For some, it may even be forbidden to attempt to accelerate or bring about that Redemption (by helping Israel).  

The second narrative begins with a similar foundation: our Redemption arrives only through Divine Mercy and Divine intervention, and our job is to dedicate ourselves to Torah-study, repentance and mitzvah-observance. But with this second narrative, history counts. It is part of the Redemptive process.  History records and instructs, teaching us how and in what direction we grow within a Divine Time-frame. History seems the linear petri dish within which our religious destiny unfolds.
Time:  it seems to me that those who believe in the first narrative, where history is ignored, may miss something—they may fail to account for Time in the Redemption narrative.

This is an intriguing oversight because time is so important to our religion:  many of our laws are tied to a specific time, and our Talmud focuses on analysing time—the time to sanctify the new moon, the time to celebrate Festivals and Holy Days, the time for prayer, etc.
For any religious Jew, time is truly ‘of the essence’.

And yet, if ‘time’ is this important, how can one dismiss the importance of ‘Time’?
Our Tanach and Talmud suggest the reality of a Divine Time-line. We don’t typically see it that way, but one level of discussion in our religion is religious-destiny-in-Time, beginning with Creation.

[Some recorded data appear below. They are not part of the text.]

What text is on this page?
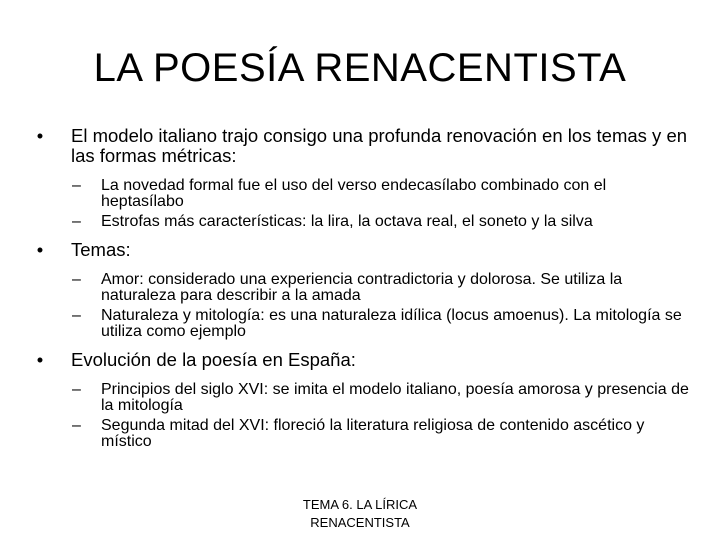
LA POESÍA RENACENTISTA
•	El modelo italiano trajo consigo una profunda renovación en los temas y en las formas métricas:
– La novedad formal fue el uso del verso endecasílabo combinado con el heptasílabo
– Estrofas más características: la lira, la octava real, el soneto y la silva
•	Temas:
– Amor: considerado una experiencia contradictoria y dolorosa. Se utiliza la naturaleza para describir a la amada
– Naturaleza y mitología: es una naturaleza idílica (locus amoenus). La mitología se utiliza como ejemplo
•	Evolución de la poesía en España:
– Principios del siglo XVI: se imita el modelo italiano, poesía amorosa y presencia de la mitología
– Segunda mitad del XVI: floreció la literatura religiosa de contenido ascético y místico
TEMA 6. LA LÍRICA
RENACENTISTA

From our religious texts, we learn two fundamentals: we learn about our relationship with our Creator; and we discover how our national religious progress moves from darkness to light, from slavery to Redemption and, most important, from one spiritual level to a another and back again.
The very first Rashi commentary  in our Torah announces that the purpose of our Torah is to teach, and the very first national commandment is about, you guessed it, time (identifying the new moon—a time issue).  Our Torah is clear: the lessons we are to learn concern time and, by definition, these all unfold within Time.

As an example, when we look at our history from Abraham to Solomon, we see our national religious history developing from Divine Promise to one level of Divine Fulfillment. We see the Creator acting within human history for a Divine purpose using a Time-line that is both human and Divine.
From our Tanach and Talmud, we see history moving forward like a wave, with national and spiritual ups and downs, from Beginning to an ultimate, promised Completion.

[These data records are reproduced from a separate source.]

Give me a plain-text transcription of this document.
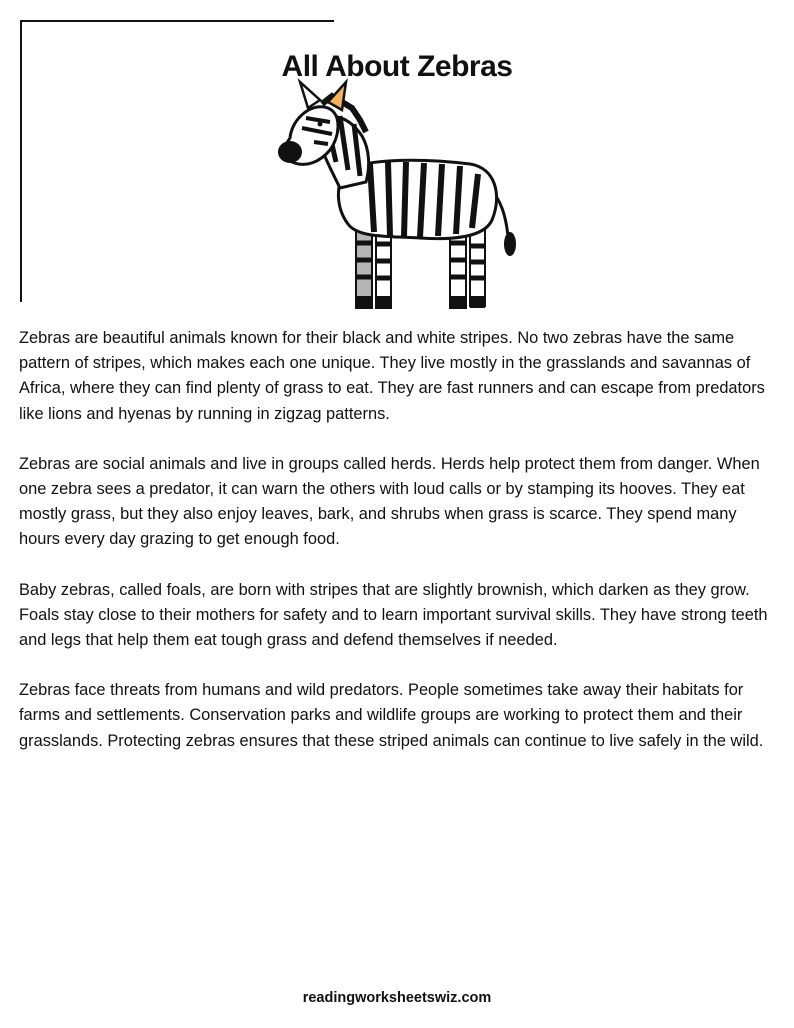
All About Zebras

Zebras are beautiful animals known for their black and white stripes. No two zebras have the same pattern of stripes, which makes each one unique. They live mostly in the grasslands and savannas of Africa, where they can find plenty of grass to eat. They are fast runners and can escape from predators like lions and hyenas by running in zigzag patterns.

Zebras are social animals and live in groups called herds. Herds help protect them from danger. When one zebra sees a predator, it can warn the others with loud calls or by stamping its hooves. They eat mostly grass, but they also enjoy leaves, bark, and shrubs when grass is scarce. They spend many hours every day grazing to get enough food.

Baby zebras, called foals, are born with stripes that are slightly brownish, which darken as they grow. Foals stay close to their mothers for safety and to learn important survival skills. They have strong teeth and legs that help them eat tough grass and defend themselves if needed.

Zebras face threats from humans and wild predators. People sometimes take away their habitats for farms and settlements. Conservation parks and wildlife groups are working to protect them and their grasslands. Protecting zebras ensures that these striped animals can continue to live safely in the wild.

readingworksheetswiz.com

Religious Jews generally do not learn our Tanach and Talmud as history—as is proper—because neither is a history text, built on chronology.  Nevertheless, history is not absent or irrelevant. It is simply hidden so we can focus on the lesson, not the story.
But, since King Solomon, we have seen both prophecy and history—the promise and fulfilment of ups and downs-- and we can see that time may not just be something our Talmud studies in order to determine a religious action or obligation; time is also history, where we chart the course of our religious destiny.

 Perhaps our religious  history is a hidden footprint within our tradition-- the only recorded shadow of the complete Divine Time-line-- a footprint we must search diligently to find, identify and understand.
Perhaps the purpose of this history is to teach lessons and give encouragement, so we can find the strength to stick to the Time-line and push forward towards our ultimate religious destiny.

Our exile from Israel and our ingathering have been prophesied—and then validated by history. To many Jews, our historical record proves nothing; but to others, it proves everything: today, for the first time in 2,000 years, there are more Jews in Israel than in any other country; without the establishment of modern Israel, some 800,000 Middle East Jews might never have become refugees (between 1948-1957) and then absorbed into the new state; it is highly unlikely that perhaps 230,000 Anglo Jews would have made aliyah to a non-state; and, how many Russian Jews have come to Israel?
The ingathering continues.  History unfolds--and Israel seems to validate its role in the Divine Time-Line.

Is it possible that Jews who disconnect from Israel make the same mistake the spies made in this week’s Torah portion?
As you may know, that spy story was about two groups—those who chose to disconnect from Israel, and those who chose to connect.

Perhaps we should learn a lesson from our Torah’s spy story: don’t make the wrong choice.